What the Research Says

  • Children are at greatest risk of victimization before age 3, a time of rapid brain development.
  • Abused or neglected children are at greater risk for poor health in adulthood, including chronic aging diseases like diabetes, cancer, and heart and lung disease, than nonmaltreated children.
  • Abuse and neglect are “toxic stressors”—chronic, uncontrollable events resulting in strong, frequent, or prolonged activation of the body’s stress- management systems.
  • Exposure to toxic stress early in development shapes how three integrated systems work: the immune system (which protects against disease), the neuro-endocrine system (which releases hormones to control bodily functions), and the central nervous system (which is comprised of the brain and spinal cord).
  • Researchers are beginning to understand how the chronicity, severity, and timing of maltreatment shape the functions of these systems. Researchers can now examine the effects of interventions on helping children regain normal psychobiological functioning.
  • Few maltreatment-prevention programs that have been proven effective have been scaled up to work in communities. Evidence is limited on the effectiveness of programs that prevent recurrence of maltreatment.

Facts at a Glance

  • U.S. Child Protective Services agencies receive more than 3 million reports of abuse and neglect annually. Some 60% to 65% of these reports are investigated, and approximately 20% of investigations identify at least one child as a victim of abuse or neglect.
  • Repeated occurrences of abuse and neglect are seen among families involved in the child welfare system, and approximately 40% of families re-enter the system within five years.
  • In a nationally representative sample of children involved with the U.S. child welfare system, between 18% and 22% had significant emotional and behavioral problems as reported by parents, teachers, or other youth, compared to 8% of children in the general population.
  • In a given year, new cases of maltreatment are estimated to cost $80 billion to $124 billion for medical and mental health services, lost productivity, and crime. Most of this is paid for by taxpayers.
  • The Federal Child Abuse Prevention and Treatment Act defines child abuse and neglect as, at minimum, “Any recent act or failure to act on the part of a parent or caretaker which results in death, serious physical or emotional harm, sexual abuse or exploitation; or an act or failure to act which presents an imminent risk of serious harm.”
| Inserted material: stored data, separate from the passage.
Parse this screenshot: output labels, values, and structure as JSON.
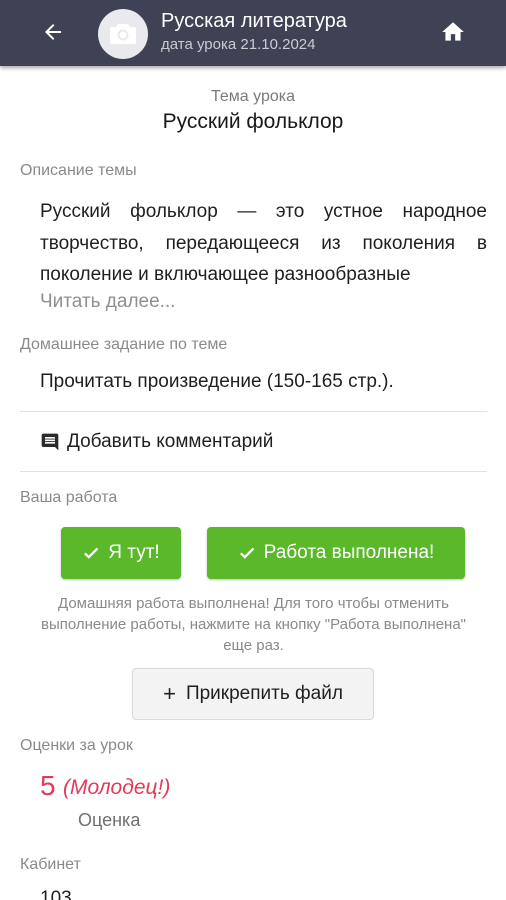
{
  "header": {
    "title": "Русская литература",
    "subtitle": "дата урока 21.10.2024",
    "back_icon": "arrow-left-icon",
    "avatar_icon": "camera-icon",
    "home_icon": "home-icon"
  },
  "topic": {
    "label": "Тема урока",
    "title": "Русский фольклор"
  },
  "description": {
    "label": "Описание темы",
    "text": "Русский фольклор — это устное народное творчество, передающееся из поколения в поколение и включающее разнообразные",
    "read_more": "Читать далее..."
  },
  "homework": {
    "label": "Домашнее задание по теме",
    "text": "Прочитать произведение (150-165 стр.)."
  },
  "comment": {
    "label": "Добавить комментарий",
    "icon": "comment-icon"
  },
  "work": {
    "label": "Ваша работа",
    "here_button": "Я тут!",
    "done_button": "Работа выполнена!",
    "note": "Домашняя работа выполнена! Для того чтобы отменить выполнение работы, нажмите на кнопку \"Работа выполнена\" еще раз.",
    "attach_button": "Прикрепить файл"
  },
  "grades": {
    "label": "Оценки за урок",
    "value": "5",
    "comment": "(Молодец!)",
    "caption": "Оценка"
  },
  "cabinet": {
    "label": "Кабинет",
    "value": "103"
  },
  "colors": {
    "appbar": "#3e4254",
    "accent_green": "#5cb82b",
    "grade_red": "#e23a5a"
  }
}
This brief summarizes a longer Social Policy Report, "The Biological Embedding of Child Abuse and Neglect: Implications for Policy and Practice," by Sara R. Jaffee, Associate Professor of Psychology at the University of Pennsylvania and Reader in Gene-Environment Interplay at King’s College London, and Cindy W. Christian, Chair, Child Abuse and Neglect Prevention at The Children’s Hospital of Philadelphia, and Professor of Pediatrics at The Perelman School of Medicine at the University of Pennsylvania. The Social Policy Report is based on the proceedings of an expert panel meeting convened by the Administration of Children, Youth, and Families, Department of Health and Human Services (DHHS) in partnership with the National Institute on Drug Abuse and the Eunice Kennedy Shriver National Institute of Child Health and Human Development within the National Institutes of Health, DHHS.